NABU: Atomkraft teurer als erneuerbare Energien

11.03.13  09:45 | Artikel: 955263 | News-Artikel (e)

NABU: Atomkraft teurer als erneuerbare EnergienKernkraft muss weltweit zum Auslaufmodell werden

Mit Blick auf den zweiten Jahrestag der Reaktorkatastrophe von Fukushima fordert der NABU, dass die Atomkraft weltweit zum Auslaufmodell werden muss. «Die Menschen in Japan leiden nach wie vor unter der hohen Strahlenbelastung. Die Kostenschätzungen für die Folgen von Fukushima liegen zwischen 100 und 850 Milliarden Euro. Das macht deutlich: Atomkraft ist nicht nur gefährlich für Mensch und Natur, sondern birgt auch immense ökonomische Risiken», so Olaf Tschimpke. In ganz Europa werden Baustellen von Atommeilern zum industriepolitischen Desaster und zum Teil bereits aufgegeben, wie kürzlich in Bulgarien. In Finnland explodierten die Baukosten für die Atomanlage Olkiluoto von ursprünglich drei Milliarden auf 8,5 Milliarden Euro.

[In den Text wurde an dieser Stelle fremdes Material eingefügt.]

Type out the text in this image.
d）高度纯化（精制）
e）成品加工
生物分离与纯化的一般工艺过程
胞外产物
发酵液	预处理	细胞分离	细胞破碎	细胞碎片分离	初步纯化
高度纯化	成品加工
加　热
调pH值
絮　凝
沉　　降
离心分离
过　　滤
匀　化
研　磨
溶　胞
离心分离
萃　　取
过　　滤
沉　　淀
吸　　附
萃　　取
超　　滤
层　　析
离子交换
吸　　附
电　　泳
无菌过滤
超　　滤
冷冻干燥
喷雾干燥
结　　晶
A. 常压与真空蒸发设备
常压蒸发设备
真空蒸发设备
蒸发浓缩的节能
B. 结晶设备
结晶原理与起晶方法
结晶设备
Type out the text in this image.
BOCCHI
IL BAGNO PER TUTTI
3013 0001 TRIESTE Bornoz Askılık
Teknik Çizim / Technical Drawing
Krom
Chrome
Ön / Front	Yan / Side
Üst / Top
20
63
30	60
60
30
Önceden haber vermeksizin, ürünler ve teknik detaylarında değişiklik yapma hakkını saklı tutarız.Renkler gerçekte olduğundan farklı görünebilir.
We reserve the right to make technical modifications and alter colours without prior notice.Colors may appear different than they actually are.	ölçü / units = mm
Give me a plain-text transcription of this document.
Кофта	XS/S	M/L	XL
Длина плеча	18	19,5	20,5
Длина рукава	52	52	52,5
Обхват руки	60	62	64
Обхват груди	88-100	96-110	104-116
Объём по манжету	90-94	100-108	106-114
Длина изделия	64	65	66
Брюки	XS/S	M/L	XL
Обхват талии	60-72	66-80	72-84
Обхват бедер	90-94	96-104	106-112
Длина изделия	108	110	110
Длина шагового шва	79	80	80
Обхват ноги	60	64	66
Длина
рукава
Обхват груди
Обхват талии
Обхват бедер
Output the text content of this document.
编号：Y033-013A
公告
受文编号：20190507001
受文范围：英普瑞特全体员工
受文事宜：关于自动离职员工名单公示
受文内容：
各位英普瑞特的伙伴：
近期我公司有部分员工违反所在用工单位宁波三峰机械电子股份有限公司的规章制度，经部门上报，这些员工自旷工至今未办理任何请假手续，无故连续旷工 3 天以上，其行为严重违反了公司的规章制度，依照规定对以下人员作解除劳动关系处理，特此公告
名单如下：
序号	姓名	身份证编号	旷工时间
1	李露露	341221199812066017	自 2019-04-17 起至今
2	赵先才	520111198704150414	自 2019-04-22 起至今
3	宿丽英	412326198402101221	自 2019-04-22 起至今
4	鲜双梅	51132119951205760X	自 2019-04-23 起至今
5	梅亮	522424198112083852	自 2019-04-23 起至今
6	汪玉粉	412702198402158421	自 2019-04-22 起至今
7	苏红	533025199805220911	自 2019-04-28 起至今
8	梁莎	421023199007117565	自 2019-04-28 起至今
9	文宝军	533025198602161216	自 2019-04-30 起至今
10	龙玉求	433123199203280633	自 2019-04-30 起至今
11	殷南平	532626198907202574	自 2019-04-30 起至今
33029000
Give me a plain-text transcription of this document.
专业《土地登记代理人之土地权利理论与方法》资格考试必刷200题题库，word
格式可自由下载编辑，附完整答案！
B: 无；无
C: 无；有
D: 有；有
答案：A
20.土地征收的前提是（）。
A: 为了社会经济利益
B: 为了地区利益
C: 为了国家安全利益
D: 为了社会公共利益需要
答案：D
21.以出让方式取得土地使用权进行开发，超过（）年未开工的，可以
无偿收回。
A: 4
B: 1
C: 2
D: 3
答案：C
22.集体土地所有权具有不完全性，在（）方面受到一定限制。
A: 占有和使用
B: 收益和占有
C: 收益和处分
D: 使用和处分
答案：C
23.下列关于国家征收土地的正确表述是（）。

Aus NABU-Sicht wird Atomstrom damit zunehmend unrentabel. „Für das französische Atomkraftwerk in Flamanville wird mittlerweile mit Stromerzeugungskosten von mindestens sieben bis neun Cent pro Kilowattstunde kalkuliert. Bei dieser Größenordnung kann umweltfreundlich erzeugter Strom aus modernen Windenergieanlagen locker mithalten“, so Tschimpke. Was Atomstrom wirklich kostet, lässt sich derzeit noch gar nicht abschätzen. So sind zum Beispiel die Kosten für eine dauerhaft sichere Entsorgung von hochradioaktivem Atommüll unbekannt, weil weltweit kein funktionierendes Endlager in Betrieb ist. In Deutschland ist noch nicht einmal klar, wer denn die Kosten für ein sorgfältiges Verfahren zur Endlagersuche trägt. „Wie wichtig eine gründliche Standortprüfung ist, zeigt sich an den Fehlentscheidungen mit dem Atommülllager ASSE II, wo nun marode Atomfässer auf Kosten der Allgemeinheit geborgen werden müssen“, warnt der NABU-Präsident.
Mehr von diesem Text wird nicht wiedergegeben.